Le sémiologue Pierre Fresnault-Deruelle voit dans la posture de la momie dans la vitrine, les mains enserrant son visage, un rappel du célèbre tableau Le Cri, du peintre norvégien Edvard Munch[12], dont le personnage présente une grande ressemblance avec une momie chachapoya, au visage figé dans la mort dans une position particulièrement expressive (et le corps lui-même ligoté)[13]. Découverte au cœur des Andes péruviennes en par des explorateurs français qui la rapportent au Muséum ethnographique des missions scientifiques à Paris[14],[13], elle présente la particularité de tenir sa tête dans ses mains, comme celle de Rascar Capac, et contrairement à celle conservée au musée du Cinquantenaire[12].
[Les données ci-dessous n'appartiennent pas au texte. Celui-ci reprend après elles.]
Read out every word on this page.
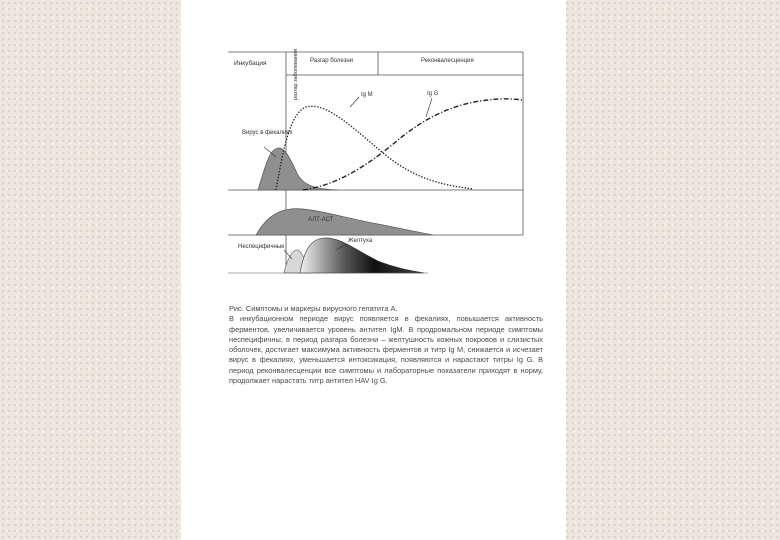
Инкубация	Разгар болезни	Реконвалесценция
разгар заболевания
Вирус в фекалиях
Ig M	Ig G
АЛТ-АСТ
Неспецифичные
Желтуха

Рис. Симптомы и маркеры вирусного гепатита А.

В инкубационном периоде вирус появляется в фекалиях, повышается активность ферментов, увеличивается уровень антител IgM. В продромальном периоде симптомы неспецифичны; в период разгара болезни – желтушность кожных покровов и слизистых оболочек, достигает максимума активность ферментов и титр Ig M, снижается и исчезает вирус в фекалиях, уменьшается интоксикация, появляются и нарастают титры Ig G. В период реконвалесценции все симптомы и лабораторные показатели приходят в норму, продолжает нарастать титр антител HAV Ig G.
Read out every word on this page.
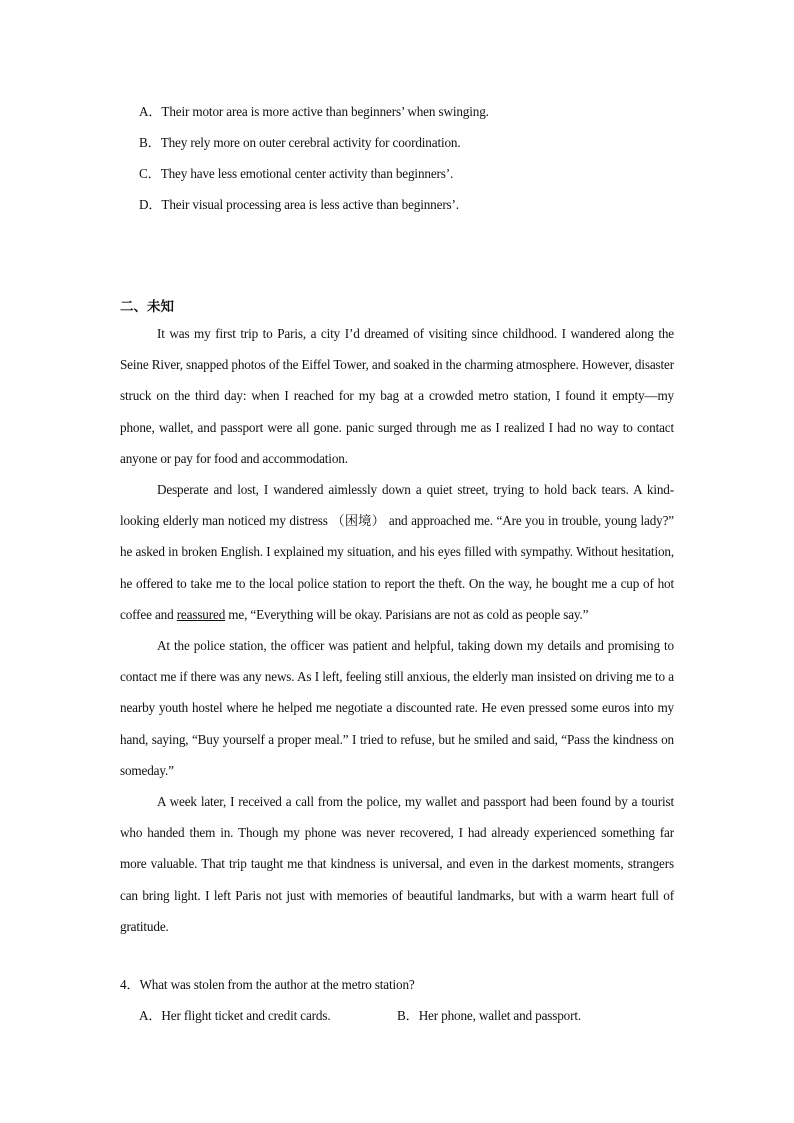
A．Their motor area is more active than beginners’ when swinging.
B．They rely more on outer cerebral activity for coordination.
C．They have less emotional center activity than beginners’.
D．Their visual processing area is less active than beginners’.
二、未知

It was my first trip to Paris, a city I’d dreamed of visiting since childhood. I wandered along the Seine River, snapped photos of the Eiffel Tower, and soaked in the charming atmosphere. However, disaster struck on the third day: when I reached for my bag at a crowded metro station, I found it empty—my phone, wallet, and passport were all gone. panic surged through me as I realized I had no way to contact anyone or pay for food and accommodation.

Desperate and lost, I wandered aimlessly down a quiet street, trying to hold back tears. A kind-looking elderly man noticed my distress （困境） and approached me. “Are you in trouble, young lady?” he asked in broken English. I explained my situation, and his eyes filled with sympathy. Without hesitation, he offered to take me to the local police station to report the theft. On the way, he bought me a cup of hot coffee and reassured me, “Everything will be okay. Parisians are not as cold as people say.”

At the police station, the officer was patient and helpful, taking down my details and promising to contact me if there was any news. As I left, feeling still anxious, the elderly man insisted on driving me to a nearby youth hostel where he helped me negotiate a discounted rate. He even pressed some euros into my hand, saying, “Buy yourself a proper meal.” I tried to refuse, but he smiled and said, “Pass the kindness on someday.”

A week later, I received a call from the police, my wallet and passport had been found by a tourist who handed them in. Though my phone was never recovered, I had already experienced something far more valuable. That trip taught me that kindness is universal, and even in the darkest moments, strangers can bring light. I left Paris not just with memories of beautiful landmarks, but with a warm heart full of gratitude.

4．What was stolen from the author at the metro station?
A．Her flight ticket and credit cards.	B．Her phone, wallet and passport.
La profanation de la tombe de Rascar Capac et la malédiction qui s'abat sur les explorateurs rappellent, pour Gonzalo Moisés Pavés Borges, la découverte du tombeau de Toutankhamon en 1922 et la supposée malédiction qui aurait touché les archéologues ayant exhumé la momie du pharaon[15]. À l'époque de la création des Sept Boules de Cristal, cette légende fait partie de la culture populaire, et Hergé s'en était inspiré en 1934 dans Les Cigares du Pharaon[15]. Elle est aussi évoquée dès la première planche de l'album des Sept Boules de Cristalpar l'inconnu assis à côté de Tintin dans le train[m] et qui s’adresse spontanément au jeune héros en train de lire dans son journal un article consacré non pas aux égyptologues ayant effectuée la découverte du tombeau de Toutankhamon mais à une expédition d’archéologues qui vient de rentrer du Pérou.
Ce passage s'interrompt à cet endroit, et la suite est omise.